Unlabelled: Mortality and morbidity conferences (M & MC) are designed to establish a collegial analysis of all complications in order to define their cause, assess avoidability and propose corrective measures aimed at preventing recurrence of the same kind of complications.

Aim: The aim of this study was to report the results of a quality improvement program focused on the complications of gastrointestinal endoscopy in a hospital endoscopy unit.

Methods: From 1/7/1999 to 30/6/2001, the complications of gastrointestinal endoscopic procedures were systematically and prospectively recorded and then retrospectively analysed during monthly M & MC.

Results: Eleven thousand seven hundred forty-four procedures were performed and 79 complications (0.7%) were recorded and analyzed. Seventy percent of the complications occurred during therapeutic procedures. Thirty-four percent of complications were due to an error: 22 attributed to the endoscopists, 4 to the nurses and 1 to the material.

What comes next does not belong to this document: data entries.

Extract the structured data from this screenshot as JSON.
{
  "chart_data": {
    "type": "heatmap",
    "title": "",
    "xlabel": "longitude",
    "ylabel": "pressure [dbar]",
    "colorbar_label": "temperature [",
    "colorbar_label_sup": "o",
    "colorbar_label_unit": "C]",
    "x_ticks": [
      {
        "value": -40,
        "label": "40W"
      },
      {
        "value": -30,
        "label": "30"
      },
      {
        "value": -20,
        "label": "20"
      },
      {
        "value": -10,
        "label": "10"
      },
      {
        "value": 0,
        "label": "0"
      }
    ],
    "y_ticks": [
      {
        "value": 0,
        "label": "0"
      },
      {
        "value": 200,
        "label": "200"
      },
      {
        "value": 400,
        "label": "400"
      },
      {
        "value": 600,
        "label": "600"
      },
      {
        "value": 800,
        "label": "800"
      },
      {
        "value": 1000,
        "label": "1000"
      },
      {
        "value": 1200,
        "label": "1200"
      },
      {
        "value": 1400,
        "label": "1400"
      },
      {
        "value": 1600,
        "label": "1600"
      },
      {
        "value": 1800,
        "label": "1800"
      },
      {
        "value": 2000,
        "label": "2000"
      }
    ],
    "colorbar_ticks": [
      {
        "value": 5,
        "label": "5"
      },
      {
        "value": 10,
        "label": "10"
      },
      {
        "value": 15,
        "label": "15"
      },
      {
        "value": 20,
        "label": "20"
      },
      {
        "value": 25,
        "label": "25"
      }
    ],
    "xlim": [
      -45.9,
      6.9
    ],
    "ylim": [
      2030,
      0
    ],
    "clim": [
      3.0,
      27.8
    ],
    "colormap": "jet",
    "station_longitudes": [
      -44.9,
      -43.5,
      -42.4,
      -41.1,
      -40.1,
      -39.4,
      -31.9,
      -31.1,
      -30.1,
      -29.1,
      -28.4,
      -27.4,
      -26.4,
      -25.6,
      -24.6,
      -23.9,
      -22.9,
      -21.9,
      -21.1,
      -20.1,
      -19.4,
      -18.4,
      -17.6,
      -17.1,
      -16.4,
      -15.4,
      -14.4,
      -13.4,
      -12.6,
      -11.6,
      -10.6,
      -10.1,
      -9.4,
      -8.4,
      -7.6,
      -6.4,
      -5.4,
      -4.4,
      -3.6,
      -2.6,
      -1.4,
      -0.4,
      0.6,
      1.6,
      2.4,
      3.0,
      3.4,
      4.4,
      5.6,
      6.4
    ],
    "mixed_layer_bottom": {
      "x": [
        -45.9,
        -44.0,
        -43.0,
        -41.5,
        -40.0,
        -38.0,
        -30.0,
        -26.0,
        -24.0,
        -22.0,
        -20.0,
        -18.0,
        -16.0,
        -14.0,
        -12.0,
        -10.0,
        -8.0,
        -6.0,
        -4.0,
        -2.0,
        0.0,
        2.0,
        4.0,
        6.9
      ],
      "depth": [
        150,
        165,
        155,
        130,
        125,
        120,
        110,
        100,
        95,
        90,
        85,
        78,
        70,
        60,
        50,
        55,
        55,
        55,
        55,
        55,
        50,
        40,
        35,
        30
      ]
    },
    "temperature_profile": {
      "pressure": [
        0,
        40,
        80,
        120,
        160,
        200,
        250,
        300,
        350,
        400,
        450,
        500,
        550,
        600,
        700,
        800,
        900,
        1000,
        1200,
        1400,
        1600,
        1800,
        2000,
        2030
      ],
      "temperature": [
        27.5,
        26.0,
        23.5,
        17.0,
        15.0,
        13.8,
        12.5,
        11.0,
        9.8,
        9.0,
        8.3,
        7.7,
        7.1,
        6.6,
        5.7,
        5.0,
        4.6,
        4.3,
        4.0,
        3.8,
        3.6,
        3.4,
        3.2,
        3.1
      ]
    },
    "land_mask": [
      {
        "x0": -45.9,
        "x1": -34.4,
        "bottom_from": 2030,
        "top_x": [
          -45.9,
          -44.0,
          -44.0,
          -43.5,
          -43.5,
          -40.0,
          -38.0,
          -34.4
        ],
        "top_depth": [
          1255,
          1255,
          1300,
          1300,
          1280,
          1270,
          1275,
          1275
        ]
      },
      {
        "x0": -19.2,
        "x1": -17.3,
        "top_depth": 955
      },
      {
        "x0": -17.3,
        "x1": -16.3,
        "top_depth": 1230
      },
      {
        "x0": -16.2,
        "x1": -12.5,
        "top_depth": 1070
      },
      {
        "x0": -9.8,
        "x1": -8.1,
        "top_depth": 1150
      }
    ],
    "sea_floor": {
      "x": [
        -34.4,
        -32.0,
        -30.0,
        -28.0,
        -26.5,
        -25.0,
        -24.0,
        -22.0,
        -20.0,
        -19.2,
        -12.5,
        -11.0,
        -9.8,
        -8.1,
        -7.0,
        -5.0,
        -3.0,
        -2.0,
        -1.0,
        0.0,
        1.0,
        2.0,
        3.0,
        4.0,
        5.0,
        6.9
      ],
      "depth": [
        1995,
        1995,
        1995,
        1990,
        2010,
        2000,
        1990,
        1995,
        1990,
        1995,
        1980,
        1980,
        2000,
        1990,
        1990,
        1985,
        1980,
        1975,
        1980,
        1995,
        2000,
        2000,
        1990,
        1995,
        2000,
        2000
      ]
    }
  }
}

Thirteen percent of the complications were considered avoidable and 24% probably avoidable. The rate of avoidable complications was 0.07% for diagnostic procedures and 1.4% for therapeutic procedures (P<0.001). Avoidable complications affected mainly endoscopic gastrostomy procedures (48%) and ERCP (24%). The analysis of 15 complications enabled seven corrective measures which concerned 52% of avoidable complications.

Conclusion: Systematic prospective recording of complications and careful exhaustive retrospective analysis during M & MC are efficient and complementary tools for continuous quality improvement programs in gastrointestinal endoscopy.